California, a blue state with blue leaders is raising the minimum wage to $15 an hour over 6 years. It has gotten a grasp on a very bad fiscal situation and made great inroads in bringing California back from the fiscal brink and on its way to once again commanding the position of national leader.
Kansas, Oklahoma, North Carolina are red states (NC is more purple) with red leaders that have gone the other way.
North Carolina is embroiled in a self-inflicted gay panic with their anti-LGBT laws. No reason for it, but the GOP there thought it reasonable and even necessary to load a gun and aim it at their own feet. The citizenry and abundant business community is pushing back on this completely brain dead waste of time.
If you type Kansas into Google the top search result is “Kansas Fiscal Crisis.” Gov. Brownback has legendarily fucked up the economy in that state by carrying out the dreaded Republican economic agenda: cut taxes on the rich, cut spending on the poor and middle class. Which leads inexorably to raising taxes on the poor, closing schools, letting roads degrade to gravel, etc., real pain for people, with no actual positive result.
But since the adoption of Brownback’s tax package, which included cutting the top income-tax rate by 26 percent and increasing standard deductions for married and single head-of-household filers, Kansas has gone from a $709 million surplus to shortfalls, said Duane Goossen, who served as budget director for both Republican and Democratic Kansas governors.
Oklahoma, under Mary Fallon, (nicknamed Mary Failin’) has also gone the way of Kansas and now has a $1.3 budget shortfall, bless her heart. They sought to fill in that big unexpected hole of money by proposing to raise the state sales tax to nearly ten percent. Yes, that’s right, Oklahoma has a higher state sales tax than New York, California, New Jersey, etc. What we call sales taxes are regressive, so the GOP must have thought: “hey, that’s the opposite of progressive, let’s do that there.” Yep, sock it to the poor is the unsaid byproduct of Republican rule, that part of tax cuts for the rich in small print at the bottom of the page. Oklahomans will vote on this next November.

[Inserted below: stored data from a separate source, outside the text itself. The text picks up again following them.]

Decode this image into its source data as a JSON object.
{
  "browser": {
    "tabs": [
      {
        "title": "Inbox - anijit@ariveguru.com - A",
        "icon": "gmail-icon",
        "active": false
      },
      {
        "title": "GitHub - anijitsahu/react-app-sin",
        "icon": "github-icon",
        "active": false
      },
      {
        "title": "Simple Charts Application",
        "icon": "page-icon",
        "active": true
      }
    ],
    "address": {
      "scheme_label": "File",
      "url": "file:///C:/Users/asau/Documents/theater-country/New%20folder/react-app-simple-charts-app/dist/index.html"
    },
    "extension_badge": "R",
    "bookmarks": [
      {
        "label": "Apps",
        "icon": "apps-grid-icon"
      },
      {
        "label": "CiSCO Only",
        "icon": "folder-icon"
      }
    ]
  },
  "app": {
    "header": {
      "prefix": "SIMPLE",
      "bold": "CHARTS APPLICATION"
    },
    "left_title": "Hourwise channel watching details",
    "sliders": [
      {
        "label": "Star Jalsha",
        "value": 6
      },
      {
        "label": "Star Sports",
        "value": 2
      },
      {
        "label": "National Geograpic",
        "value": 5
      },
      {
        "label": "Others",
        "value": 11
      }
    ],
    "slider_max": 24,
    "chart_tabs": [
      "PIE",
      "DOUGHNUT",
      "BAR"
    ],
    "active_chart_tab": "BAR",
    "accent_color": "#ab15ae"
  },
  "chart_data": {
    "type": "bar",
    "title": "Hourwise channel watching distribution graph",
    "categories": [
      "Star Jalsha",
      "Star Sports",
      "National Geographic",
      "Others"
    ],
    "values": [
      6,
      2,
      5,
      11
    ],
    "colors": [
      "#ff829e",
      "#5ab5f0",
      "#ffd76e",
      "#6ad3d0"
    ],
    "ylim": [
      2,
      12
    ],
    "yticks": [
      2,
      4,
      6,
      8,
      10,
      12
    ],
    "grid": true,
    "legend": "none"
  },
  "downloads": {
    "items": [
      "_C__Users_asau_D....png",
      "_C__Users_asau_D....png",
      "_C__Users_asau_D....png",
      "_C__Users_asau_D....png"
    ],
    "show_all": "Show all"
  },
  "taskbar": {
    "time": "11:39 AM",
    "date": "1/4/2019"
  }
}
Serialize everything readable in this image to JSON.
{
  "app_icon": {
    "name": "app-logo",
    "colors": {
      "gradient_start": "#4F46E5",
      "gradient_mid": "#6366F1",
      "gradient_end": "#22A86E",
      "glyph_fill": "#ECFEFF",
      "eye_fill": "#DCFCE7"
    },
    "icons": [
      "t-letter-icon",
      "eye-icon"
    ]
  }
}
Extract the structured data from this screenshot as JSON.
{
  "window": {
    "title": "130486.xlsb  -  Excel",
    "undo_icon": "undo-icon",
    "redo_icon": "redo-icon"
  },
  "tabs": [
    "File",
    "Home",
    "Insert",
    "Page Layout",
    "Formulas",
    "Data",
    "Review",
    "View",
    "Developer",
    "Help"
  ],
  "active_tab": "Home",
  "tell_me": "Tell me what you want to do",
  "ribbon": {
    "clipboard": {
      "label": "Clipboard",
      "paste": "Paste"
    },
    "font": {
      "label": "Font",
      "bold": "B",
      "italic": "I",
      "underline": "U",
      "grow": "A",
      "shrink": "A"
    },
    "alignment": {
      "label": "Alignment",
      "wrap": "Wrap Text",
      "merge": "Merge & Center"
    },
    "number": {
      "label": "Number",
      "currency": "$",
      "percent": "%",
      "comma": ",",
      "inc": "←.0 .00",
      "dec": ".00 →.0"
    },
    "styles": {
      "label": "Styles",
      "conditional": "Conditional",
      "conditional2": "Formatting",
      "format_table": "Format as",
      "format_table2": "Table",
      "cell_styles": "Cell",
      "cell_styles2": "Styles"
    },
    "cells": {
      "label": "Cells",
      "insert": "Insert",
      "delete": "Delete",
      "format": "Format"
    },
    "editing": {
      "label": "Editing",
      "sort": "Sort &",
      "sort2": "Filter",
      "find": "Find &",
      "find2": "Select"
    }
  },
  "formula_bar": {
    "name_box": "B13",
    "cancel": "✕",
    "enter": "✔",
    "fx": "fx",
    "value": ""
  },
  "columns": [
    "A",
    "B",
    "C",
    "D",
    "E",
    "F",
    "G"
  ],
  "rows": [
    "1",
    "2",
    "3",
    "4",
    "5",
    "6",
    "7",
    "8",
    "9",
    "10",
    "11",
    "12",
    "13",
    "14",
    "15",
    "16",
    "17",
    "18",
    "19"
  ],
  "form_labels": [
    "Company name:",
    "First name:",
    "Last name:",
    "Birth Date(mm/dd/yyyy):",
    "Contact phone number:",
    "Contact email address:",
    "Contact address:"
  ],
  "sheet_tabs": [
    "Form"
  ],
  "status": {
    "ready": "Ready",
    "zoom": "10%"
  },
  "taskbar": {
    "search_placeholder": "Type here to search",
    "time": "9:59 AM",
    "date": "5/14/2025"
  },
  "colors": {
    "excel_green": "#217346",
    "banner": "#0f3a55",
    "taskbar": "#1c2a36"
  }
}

The Tax Foundation’s research shows that Oklahoma currently has a 8.78 percent combined state and local sales tax rate, ranking it No. 6 nationally. If Oklahoma voters approved a penny increase, Oklahoma would have 9.78 percent rate, higher than any other state. (Tennessee, which has no individual income tax, is now No. 1 at 9.46 percent.)
At least they get a chance to vote, but it’s likely to pass since schools there (like in Kansas) are going to a 4 day week because of the lack of funds.
“Republican thinking” should officially be considered an oxymoron.